Wiring it all together

  1. In order for that code to work we need to add the required imports:

    import Http
    import Json.Decode as Json exposing ((:=))
  2. then install them:

    cd web/elm
    elm package install evancz/elm-http -y
    cd ../..
  3. and then add the SetSeats Action to our update function.

    -- UPDATE
    type Action = Toggle Seat | SetSeats (Maybe Model)
    update : Action -> Model -> (Model, Effects Action)
    update action model =
      case action of
        SetSeats seats ->
            newModel = Maybe.withDefault model seats
            (newModel, Effects.none)

    Now we can see how we can use the Maybe we introduced in the fetchSeats function. If the Task completes successfully we will have a List of Seat records (aka a Model). If it fails then we won't. As such the type annotation for this Action is SetSeats (Maybe Model). In other words the argument to SeatSeats may be a Model, or it may not.

    In our case statement we then use the Maybe.withDefault function to say "if the argument I'm given is anything other than a value of type Model return the current model, otherwise return the given argument". As such, SetSeats will return a NoOp (i.e. (model, Effects.none)) if the Task failed or it will replace the existing Model with the List of Seat records if we successfully parsed one from the HTTP response (i.e. (seats, Effects.none)).

    In this way Elm forces us to handle both success and failure outcomes and protects us from runtime errors.

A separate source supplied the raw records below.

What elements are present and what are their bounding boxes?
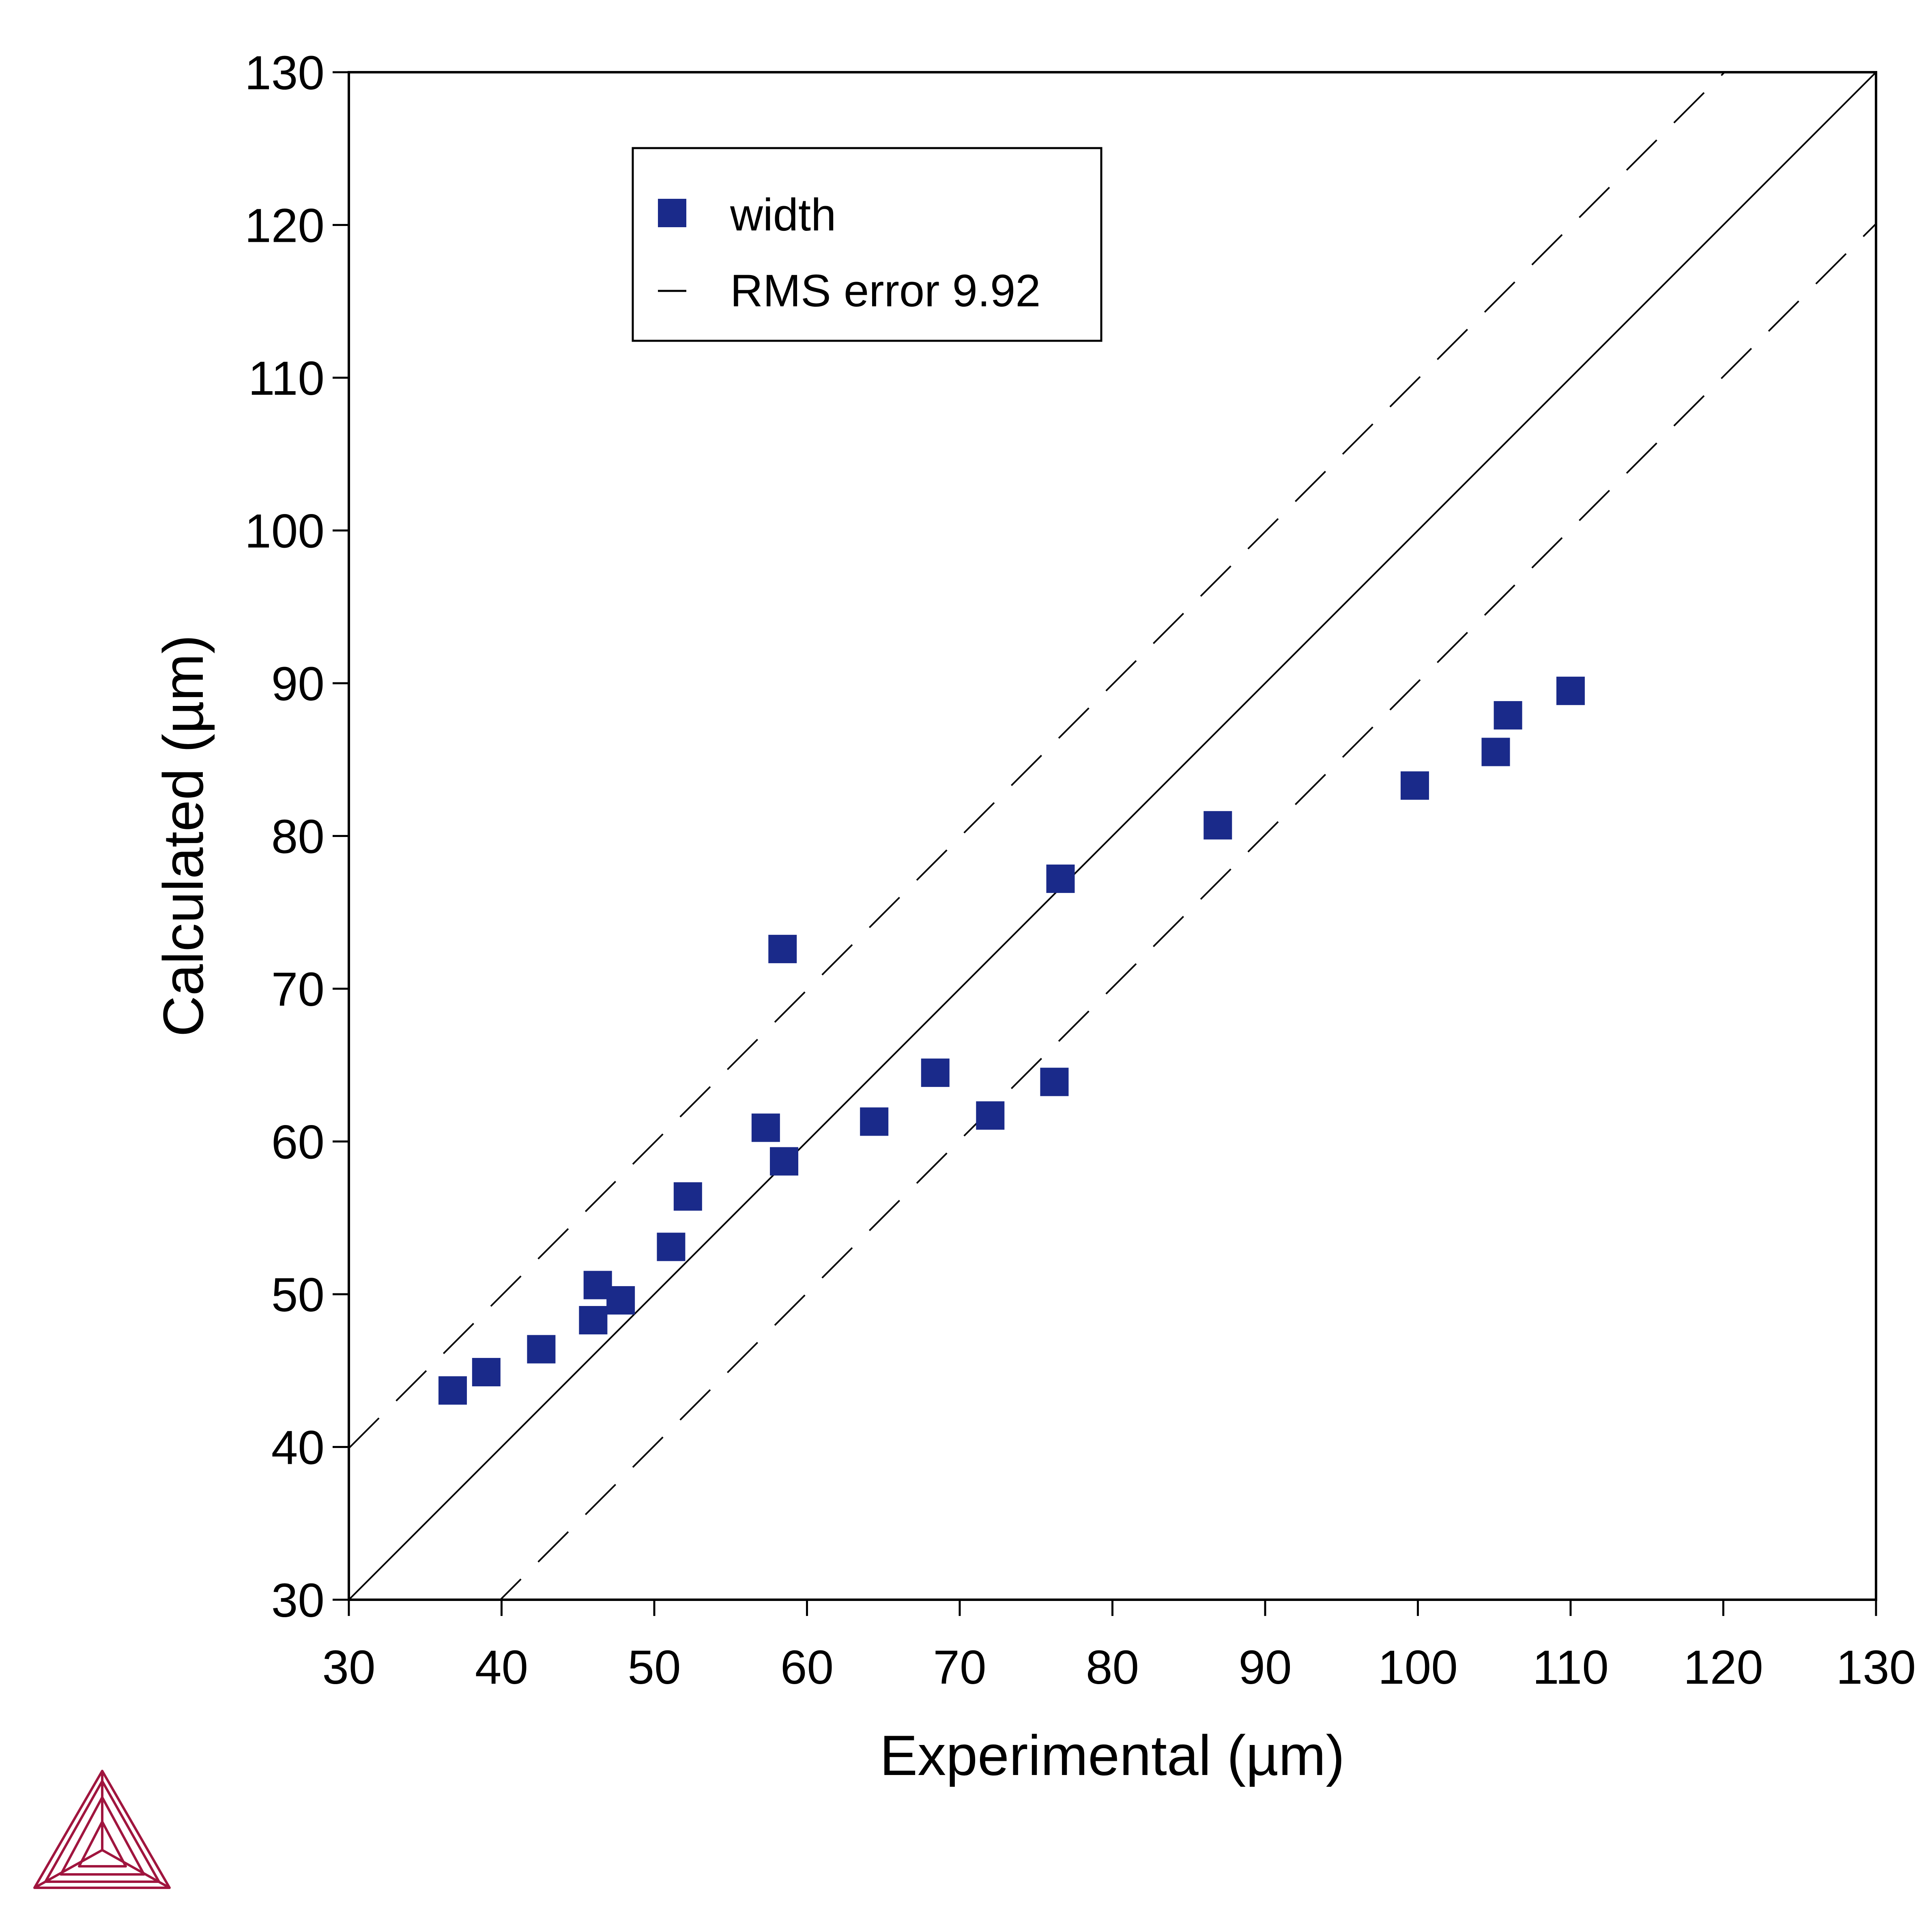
data-point: [472, 1358, 501, 1387]
legend-width-marker: [658, 199, 686, 227]
y-tick-label: 40: [271, 1421, 325, 1475]
data-point: [976, 1101, 1005, 1130]
data-point: [770, 1147, 799, 1176]
y-tick-label: 80: [271, 810, 325, 864]
x-tick-label: 30: [322, 1641, 375, 1694]
rms-upper-line: [349, 72, 1726, 1449]
data-point: [860, 1107, 889, 1136]
data-point: [1046, 864, 1075, 893]
reference-lines: [349, 72, 1876, 1600]
data-point: [438, 1376, 467, 1405]
data-points: [438, 676, 1585, 1405]
y-tick-label: 120: [245, 199, 325, 253]
data-point: [751, 1113, 780, 1142]
data-point: [657, 1233, 686, 1261]
x-tick-label: 120: [1683, 1641, 1763, 1694]
x-tick-label: 130: [1836, 1641, 1916, 1694]
data-point: [673, 1182, 702, 1211]
data-point: [768, 935, 797, 964]
y-tick-label: 130: [245, 46, 325, 100]
legend: width RMS error 9.92: [632, 147, 1102, 342]
thermo-calc-logo: [33, 1770, 171, 1889]
x-tick-label: 100: [1378, 1641, 1458, 1694]
x-tick-label: 60: [780, 1641, 834, 1694]
x-tick-label: 70: [933, 1641, 986, 1694]
data-point: [1040, 1067, 1069, 1096]
data-point: [527, 1335, 556, 1364]
y-tick-label: 100: [245, 505, 325, 558]
data-point: [579, 1306, 608, 1335]
identity-line: [349, 72, 1876, 1600]
y-tick-label: 70: [271, 963, 325, 1016]
legend-rms-label: RMS error 9.92: [730, 265, 1041, 316]
data-point: [921, 1059, 950, 1087]
x-axis-ticks: 30 40 50 60 70 80 90 100 110 120 130: [322, 1600, 1916, 1694]
y-tick-label: 60: [271, 1116, 325, 1169]
y-tick-label: 30: [271, 1574, 325, 1627]
x-tick-label: 40: [475, 1641, 528, 1694]
x-tick-label: 90: [1238, 1641, 1292, 1694]
y-tick-label: 110: [248, 352, 325, 405]
data-point: [1203, 811, 1232, 840]
x-tick-label: 50: [628, 1641, 681, 1694]
data-point: [1494, 701, 1522, 730]
legend-width-label: width: [730, 189, 836, 240]
x-tick-label: 80: [1086, 1641, 1139, 1694]
y-axis-ticks: 30 40 50 60 70 80 90 100 110 120 130: [245, 46, 349, 1627]
data-point: [1481, 738, 1510, 766]
x-tick-label: 110: [1532, 1641, 1609, 1694]
rms-lower-line: [499, 223, 1876, 1600]
y-tick-label: 90: [271, 657, 325, 711]
data-point: [1556, 676, 1585, 705]
data-point: [1400, 771, 1429, 800]
y-axis-label: Calculated (µm): [151, 635, 215, 1037]
legend-box: [632, 147, 1102, 342]
y-tick-label: 50: [271, 1268, 325, 1322]
x-axis-label: Experimental (µm): [880, 1723, 1345, 1787]
data-point: [606, 1286, 635, 1315]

  4. Visiting http://localhost:4000 in our browser will still display the seats as before, but now the initial data is coming from our data API. We should always see the first two seats being displayed as occupied, even on a refresh (you may also see a slight delay before all the seats are displayed).

    Data API


So that's how we fetch data via HTTP in Elm. Elm makes a lot of hard things easy for us. Unfortunately HTTP is one of the "easy" things it makes, at least initially, hard. There is good reason for this though. Elm is forcing us to work in a particular way so that we can protect ourselves from runtime exceptions in our applications.

This is the part of the tutorial that I've found the hardest to explain, mostly because I'm fairly new to a few of these concepts myself. If you'd like to read more on the subject, example 5 in the Elm Architecture Tutorial is the best place to start.

As we mentioned at the start of this post, this was just a brief detour. We'll rewind this step and use Phoenix's Channels instead in part 10.